AI agents use youtube_set_comment_moderation to create or update resources in Youtube — usually the action step of a workflow, after the agent has gathered context. Every call changes real data in your Youtube environment.
While this tool modifies data and has user-facing consequences (banning authors), it falls into the Write category because: (1) it modifies existing comments and user permissions rather than deleting them irreversibly, (2) these changes are generally reversible, and (3) it does not move money, execute arbitrary code, or permanently destroy data.
From the tool's definition Tool description states it 'Sets the moderation status of one or more comments' and 'Can optionally ban the comment author(s)'.
Attacks that exploit this kind of access
Sets the moderation status of one or more comments. Can optionally ban the comment author(s). Args - \. It is categorised as a Write tool in the Youtube MCP Server, which means it can create or modify data. Consider rate limits to prevent runaway writes.

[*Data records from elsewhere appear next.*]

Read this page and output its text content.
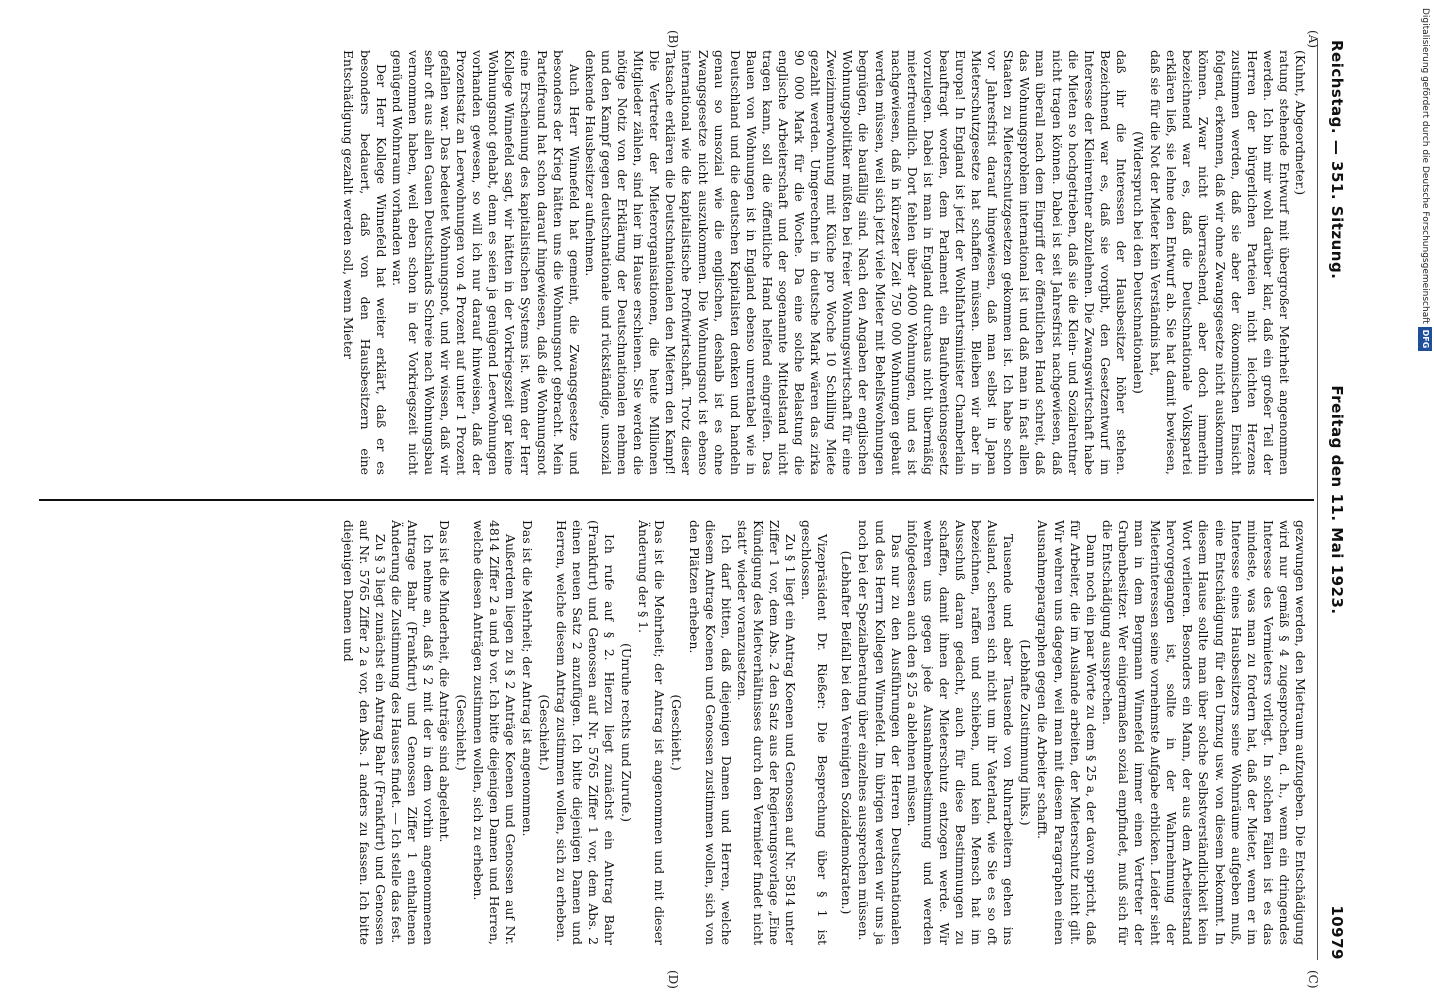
Reichstag. — 351. Sitzung.
Freitag den 11. Mai 1923.
10979
(A)
(B)
(C)
(D)

(Kuhnt, Abgeordneter.)

ratung stehende Entwurf mit übergroßer Mehrheit angenommen werden. Ich bin mir wohl darüber klar, daß ein großer Teil der Herren der bürgerlichen Parteien nicht leichten Herzens zustimmen werden, daß sie aber der ökonomischen Einsicht folgend, erkennen, daß wir ohne Zwangsgesetze nicht auskommen können. Zwar nicht überraschend, aber doch immerhin bezeichnend war es, daß die Deutschnationale Volkspartei erklären ließ, sie lehne den Entwurf ab. Sie hat damit bewiesen, daß sie für die Not der Mieter kein Verständnis hat,

(Widerspruch bei den Deutschnationalen)

daß ihr die Interessen der Hausbesitzer höher stehen. Bezeichnend war es, daß sie vorgibt, den Gesetzentwurf im Interesse der Kleinrentner abzulehnen. Die Zwangswirtschaft habe die Mieten so hochgetrieben, daß sie die Klein- und Sozialrentner nicht tragen können. Dabei ist seit Jahresfrist nachgewiesen, daß man überall nach dem Eingriff der öffentlichen Hand schreit, daß das Wohnungsproblem international ist und daß man in fast allen Staaten zu Mieterschutzgesetzen gekommen ist. Ich habe schon vor Jahresfrist darauf hingewiesen, daß man selbst in Japan Mieterschutzgesetze hat schaffen müssen. Bleiben wir aber in Europa! In England ist jetzt der Wohlfahrtsminister Chamberlain beauftragt worden, dem Parlament ein Baufubventionsgesetz vorzulegen. Dabei ist man in England durchaus nicht übermäßig mieterfreundlich. Dort fehlen über 4000 Wohnungen, und es ist nachgewiesen, daß in kürzester Zeit 750 000 Wohnungen gebaut werden müssen, weil sich jetzt viele Mieter mit Behelfswohnungen begnügen, die baufällig sind. Nach den Angaben der englischen Wohnungspolitiker müßten bei freier Wohnungswirtschaft für eine Zweizimmerwohnung mit Küche pro Woche 10 Schilling Miete gezahlt werden. Umgerechnet in deutsche Mark wären das zirka 90 000 Mark für die Woche. Da eine solche Belastung die englische Arbeiterschaft und der sogenannte Mittelstand nicht tragen kann, soll die öffentliche Hand helfend eingreifen. Das Bauen von Wohnungen ist in England ebenso unrentabel wie in Deutschland und die deutschen Kapitalisten denken und handeln genau so unsozial wie die englischen, deshalb ist es ohne Zwangsgesetze nicht auszukommen. Die Wohnungsnot ist ebenso international wie die kapitalistische Profitwirtschaft. Trotz dieser Tatsache erklären die Deutschnationalen den Mietern den Kampf! Die Vertreter der Mieterorganisationen, die heute Millionen Mitglieder zählen, sind hier im Hause erschienen. Sie werden die nötige Notiz von der Erklärung der Deutschnationalen nehmen und den Kampf gegen deutschnationale und rückständige, unsozial denkende Hausbesitzer aufnehmen.

Auch Herr Winnefeld hat gemeint, die Zwangsgesetze und besonders der Krieg hätten uns die Wohnungsnot gebracht. Mein Parteifreund hat schon darauf hingewiesen, daß die Wohnungsnot eine Erscheinung des kapitalistischen Systems ist. Wenn der Herr Kollege Winnefeld sagt, wir hätten in der Vorkriegszeit gar keine Wohnungsnot gehabt, denn es seien ja genügend Leerwohnungen vorhanden gewesen, so will ich nur darauf hinweisen, daß der Prozentsatz an Leerwohnungen von 4 Prozent auf unter 1 Prozent gefallen war. Das bedeutet Wohnungsnot, und wir wissen, daß wir sehr oft aus allen Gauen Deutschlands Schreie nach Wohnungsbau vernommen haben, weil eben schon in der Vorkriegszeit nicht genügend Wohnraum vorhanden war.

Der Herr Kollege Winnefeld hat weiter erklärt, daß er es besonders bedauert, daß von den Hausbesitzern eine Entschädigung gezahlt werden soll, wenn Mieter

gezwungen werden, den Mietraum aufzugeben. Die Entschädigung wird nur gemäß § 4 zugesprochen, d. h., wenn ein dringendes Interesse des Vermieters vorliegt. In solchen Fällen ist es das mindeste, was man zu fordern hat, daß der Mieter, wenn er im Interesse eines Hausbesitzers seine Wohnräume aufgeben muß, eine Entschädigung für den Umzug usw. von diesem bekommt. In diesem Hause sollte man über solche Selbstverständlichkeit kein Wort verlieren. Besonders ein Mann, der aus dem Arbeiterstand hervorgegangen ist, sollte in der Wahrnehmung der Mieterinteressen seine vornehmste Aufgabe erblicken. Leider sieht man in dem Bergmann Winnefeld immer einen Vertreter der Grubenbesitzer. Wer einigermaßen sozial empfindet, muß sich für die Entschädigung aussprechen.

Dann noch ein paar Worte zu dem § 25 a, der davon spricht, daß für Arbeiter, die im Auslande arbeiten, der Mieterschutz nicht gilt. Wir wehren uns dagegen, weil man mit diesem Paragraphen einen Ausnahmeparagraphen gegen die Arbeiter schafft.

(Lebhafte Zustimmung links.)

Tausende und aber Tausende von Ruhrarbeitern gehen ins Ausland, scheren sich nicht um ihr Vaterland, wie Sie es so oft bezeichnen, raffen und schieben, und kein Mensch hat im Ausschuß daran gedacht, auch für diese Bestimmungen zu schaffen, damit ihnen der Mieterschutz entzogen werde. Wir wehren uns gegen jede Ausnahmebestimmung und werden infolgedessen auch den § 25 a ablehnen müssen.

Das nur zu den Ausführungen der Herren Deutschnationalen und des Herrn Kollegen Winnefeld. Im übrigen werden wir uns ja noch bei der Spezialberatung über einzelnes aussprechen müssen.

(Lebhafter Beifall bei den Vereinigten Sozialdemokraten.)

Vizepräsident Dr. Rießer: Die Besprechung über § 1 ist geschlossen.

Zu § 1 liegt ein Antrag Koenen und Genossen auf Nr. 5814 unter Ziffer 1 vor, dem Abs. 2 den Satz aus der Regierungsvorlage „Eine Kündigung des Mietverhältnisses durch den Vermieter findet nicht statt“ wieder voranzusetzen.

Ich darf bitten, daß diejenigen Damen und Herren, welche diesem Antrage Koenen und Genossen zustimmen wollen, sich von den Plätzen erheben.

(Geschieht.)

Das ist die Mehrheit; der Antrag ist angenommen und mit dieser Änderung der § 1.

(Unruhe rechts und Zurufe.)

Ich rufe auf § 2. Hierzu liegt zunächst ein Antrag Bahr (Frankfurt) und Genossen auf Nr. 5765 Ziffer 1 vor, dem Abs. 2 einen neuen Satz 2 anzufügen. Ich bitte diejenigen Damen und Herren, welche diesem Antrag zustimmen wollen, sich zu erheben.

(Geschieht.)

Das ist die Mehrheit; der Antrag ist angenommen.

Außerdem liegen zu § 2 Anträge Koenen und Genossen auf Nr. 4814 Ziffer 2 a und b vor. Ich bitte diejenigen Damen und Herren, welche diesen Anträgen zustimmen wollen, sich zu erheben.

(Geschieht.)

Das ist die Minderheit, die Anträge sind abgelehnt.

Ich nehme an, daß § 2 mit der in dem vorhin angenommenen Antrage Bahr (Frankfurt) und Genossen Ziffer 1 enthaltenen Änderung die Zustimmung des Hauses findet. — Ich stelle das fest.

Zu § 3 liegt zunächst ein Antrag Bahr (Frankfurt) und Genossen auf Nr. 5765 Ziffer 2 a vor, den Abs. 1 anders zu fassen. Ich bitte diejenigen Damen und

Digitalisierung gefördert durch die Deutsche Forschungsgemeinschaft DFG
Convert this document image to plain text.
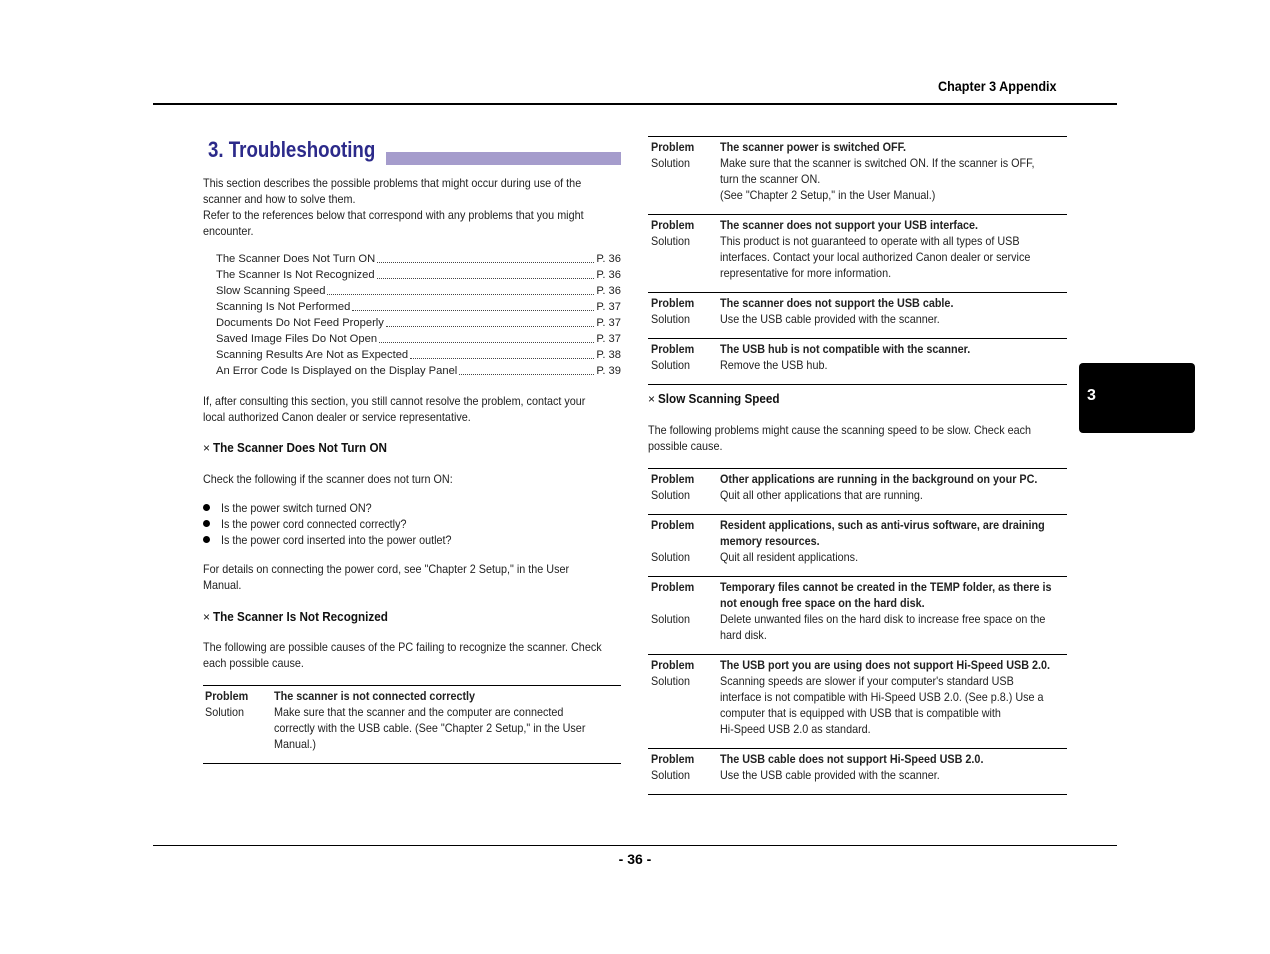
Chapter 3 Appendix
3
3. Troubleshooting
This section describes the possible problems that might occur during use of the
scanner and how to solve them.
Refer to the references below that correspond with any problems that you might
encounter.
The Scanner Does Not Turn ON	P. 36
The Scanner Is Not Recognized	P. 36
Slow Scanning Speed	P. 36
Scanning Is Not Performed	P. 37
Documents Do Not Feed Properly	P. 37
Saved Image Files Do Not Open	P. 37
Scanning Results Are Not as Expected	P. 38
An Error Code Is Displayed on the Display Panel	P. 39
If, after consulting this section, you still cannot resolve the problem, contact your
local authorized Canon dealer or service representative.
× The Scanner Does Not Turn ON
Check the following if the scanner does not turn ON:
Is the power switch turned ON?
Is the power cord connected correctly?
Is the power cord inserted into the power outlet?
For details on connecting the power cord, see "Chapter 2 Setup," in the User
Manual.
× The Scanner Is Not Recognized
The following are possible causes of the PC failing to recognize the scanner. Check
each possible cause.
Problem	The scanner is not connected correctly
Solution	Make sure that the scanner and the computer are connected
correctly with the USB cable. (See "Chapter 2 Setup," in the User
Manual.)
Problem	The scanner power is switched OFF.
Solution	Make sure that the scanner is switched ON. If the scanner is OFF,
turn the scanner ON.
(See "Chapter 2 Setup," in the User Manual.)
Problem	The scanner does not support your USB interface.
Solution	This product is not guaranteed to operate with all types of USB
interfaces. Contact your local authorized Canon dealer or service
representative for more information.
Problem	The scanner does not support the USB cable.
Solution	Use the USB cable provided with the scanner.
Problem	The USB hub is not compatible with the scanner.
Solution	Remove the USB hub.
× Slow Scanning Speed
The following problems might cause the scanning speed to be slow. Check each
possible cause.
Problem	Other applications are running in the background on your PC.
Solution	Quit all other applications that are running.
Problem	Resident applications, such as anti-virus software, are draining
memory resources.
Solution	Quit all resident applications.
Problem	Temporary files cannot be created in the TEMP folder, as there is
not enough free space on the hard disk.
Solution	Delete unwanted files on the hard disk to increase free space on the
hard disk.
Problem	The USB port you are using does not support Hi-Speed USB 2.0.
Solution	Scanning speeds are slower if your computer's standard USB
interface is not compatible with Hi-Speed USB 2.0. (See p.8.) Use a
computer that is equipped with USB that is compatible with
Hi-Speed USB 2.0 as standard.
Problem	The USB cable does not support Hi-Speed USB 2.0.
Solution	Use the USB cable provided with the scanner.
- 36 -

Register the Youtube MCP server in PolicyLayer and add a rule for youtube_set_comment_moderation: allow, deny, rate-limit, or require approval. Point your MCP client at the PolicyLayer proxy URL and the rule is enforced on every call, before it reaches Youtube. Nothing to install.
youtube_set_comment_moderation is a Write tool with medium risk. Write tools should be rate-limited to prevent accidental bulk modifications.
Yes. Add a rate_limit block to the youtube_set_comment_moderation rule in your PolicyLayer policy. For example, setting max: 10 and window: 60 limits the tool to 10 calls per minute. Rate limits are tracked per agent session and reset automatically.
Set action: deny in the PolicyLayer policy for youtube_set_comment_moderation. The AI agent will receive a policy violation error and cannot call the tool. You can also include a reason field to explain why the tool is blocked.
youtube_set_comment_moderation is provided by the Youtube MCP server (tuitamogamer-gpt/youtube-mcp-server). PolicyLayer sits as a proxy in front of this server to enforce policies before tool calls reach the server.
Every MCP server has a record like this.
Type a name, get the same breakdown: verified identity, auth posture, risk grade, capabilities, recommended policy.